Sunday, April 19, 2009

Once upon a time

This is a story using a famous first line from another book...

- Anne Tyler from Back When We Were Grownups "Once upon a time, there was a woman who discovered she had turned into the wrong person." The woman discovered this when she looked in the mirror today. Her eyes were wrinkled in the corners. Her smile was flat and vacant. Her windswept hair with more grey than she remembered. She pulled back her face, a move she had watched her mother do many years before today, and watched the wrinkles smooth. It comforted her to know that face was still in there, somewhere.

Someday, when she was young and fearless, she dreamt of being a model on a runway in Paris. She dreamt of becoming the greatest photographer for National Geographic. She dreamt of curing the flu. And of fame, and of brilliance. But today? Today she saw a woman. Just a woman. A woman who had accomplished a pile of dishes in the sink and moth holes in her favorite dress. The whistling wind grabbed her attention and pulled her toward the window.

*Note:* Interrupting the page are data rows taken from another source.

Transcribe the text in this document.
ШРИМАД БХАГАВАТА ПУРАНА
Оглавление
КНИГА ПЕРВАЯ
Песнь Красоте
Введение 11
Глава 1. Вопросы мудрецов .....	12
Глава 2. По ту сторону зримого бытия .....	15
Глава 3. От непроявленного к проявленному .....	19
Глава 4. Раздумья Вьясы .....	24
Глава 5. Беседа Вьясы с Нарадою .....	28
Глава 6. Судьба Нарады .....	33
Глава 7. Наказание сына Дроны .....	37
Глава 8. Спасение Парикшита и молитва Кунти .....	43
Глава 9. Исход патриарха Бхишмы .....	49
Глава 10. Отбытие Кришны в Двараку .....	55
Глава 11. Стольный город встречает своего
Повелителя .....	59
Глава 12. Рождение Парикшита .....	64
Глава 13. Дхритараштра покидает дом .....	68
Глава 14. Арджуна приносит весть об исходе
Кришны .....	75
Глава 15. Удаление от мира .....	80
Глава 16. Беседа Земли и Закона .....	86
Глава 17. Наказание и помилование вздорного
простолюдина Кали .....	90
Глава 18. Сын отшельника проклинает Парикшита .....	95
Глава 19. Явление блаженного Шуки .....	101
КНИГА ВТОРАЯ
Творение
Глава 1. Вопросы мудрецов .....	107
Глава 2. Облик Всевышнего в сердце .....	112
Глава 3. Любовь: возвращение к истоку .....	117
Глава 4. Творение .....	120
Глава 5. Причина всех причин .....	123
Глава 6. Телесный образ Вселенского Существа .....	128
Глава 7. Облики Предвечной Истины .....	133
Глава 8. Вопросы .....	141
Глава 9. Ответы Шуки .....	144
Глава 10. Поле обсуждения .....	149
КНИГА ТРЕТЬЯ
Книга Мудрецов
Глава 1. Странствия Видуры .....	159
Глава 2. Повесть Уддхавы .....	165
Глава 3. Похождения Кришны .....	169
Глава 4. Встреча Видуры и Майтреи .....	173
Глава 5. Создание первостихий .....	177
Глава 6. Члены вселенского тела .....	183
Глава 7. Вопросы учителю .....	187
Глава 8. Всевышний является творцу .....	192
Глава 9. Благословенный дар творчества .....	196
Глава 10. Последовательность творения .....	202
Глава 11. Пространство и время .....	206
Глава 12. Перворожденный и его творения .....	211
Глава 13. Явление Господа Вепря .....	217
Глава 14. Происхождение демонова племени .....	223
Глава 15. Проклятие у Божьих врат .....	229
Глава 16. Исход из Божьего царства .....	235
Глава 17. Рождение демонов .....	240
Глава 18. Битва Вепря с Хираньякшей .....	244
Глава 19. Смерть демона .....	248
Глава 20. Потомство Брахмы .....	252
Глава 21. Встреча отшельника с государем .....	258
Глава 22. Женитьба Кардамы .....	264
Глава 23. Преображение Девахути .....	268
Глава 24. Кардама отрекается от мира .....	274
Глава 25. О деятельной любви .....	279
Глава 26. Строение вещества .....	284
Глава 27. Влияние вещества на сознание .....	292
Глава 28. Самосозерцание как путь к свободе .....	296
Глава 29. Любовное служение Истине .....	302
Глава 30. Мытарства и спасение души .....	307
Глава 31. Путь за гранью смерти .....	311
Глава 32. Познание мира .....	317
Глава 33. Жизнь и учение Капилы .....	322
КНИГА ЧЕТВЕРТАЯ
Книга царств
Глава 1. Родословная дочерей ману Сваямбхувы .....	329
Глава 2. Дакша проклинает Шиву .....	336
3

Outside, the world looked grey, or was it just the sky. Wind was striking harder, like tiny pins prickling across her face, through her hair. The window croaked its objection as she shut the world out and sat in the comfy charcoal armchair. Another Oprah’s Book Club winner sat on her left, but today, she reached toward her right. A sepia tone picture in a painted silver frame stood collecting dust beneath the fading lamplight. She realized she had forgotten this picture.

It was a simple family photo. A grown man and cheery young faces stared into the darkness, not knowing their fates. She set it down, dust intact. Let them sit it peace, she thought and got up to look out the window again.

The neighbor’s houses were boarded up. The Johnson’s American flag flitted and fluttered aggressively in the breeze. It looked violent; until a basketball rolled and bounced merrily down the street. It jumped and flew and floated on the air. “My son would love that ball” was her only thought. She ran into the air and plucked the happy, circular orb from the sky. She knew she had not hit the ground, but it did not seem to matter. “I’m coming home, my dear.”

She let go of the ground, of gravity, of it all, and floated and twisted her way into the sky.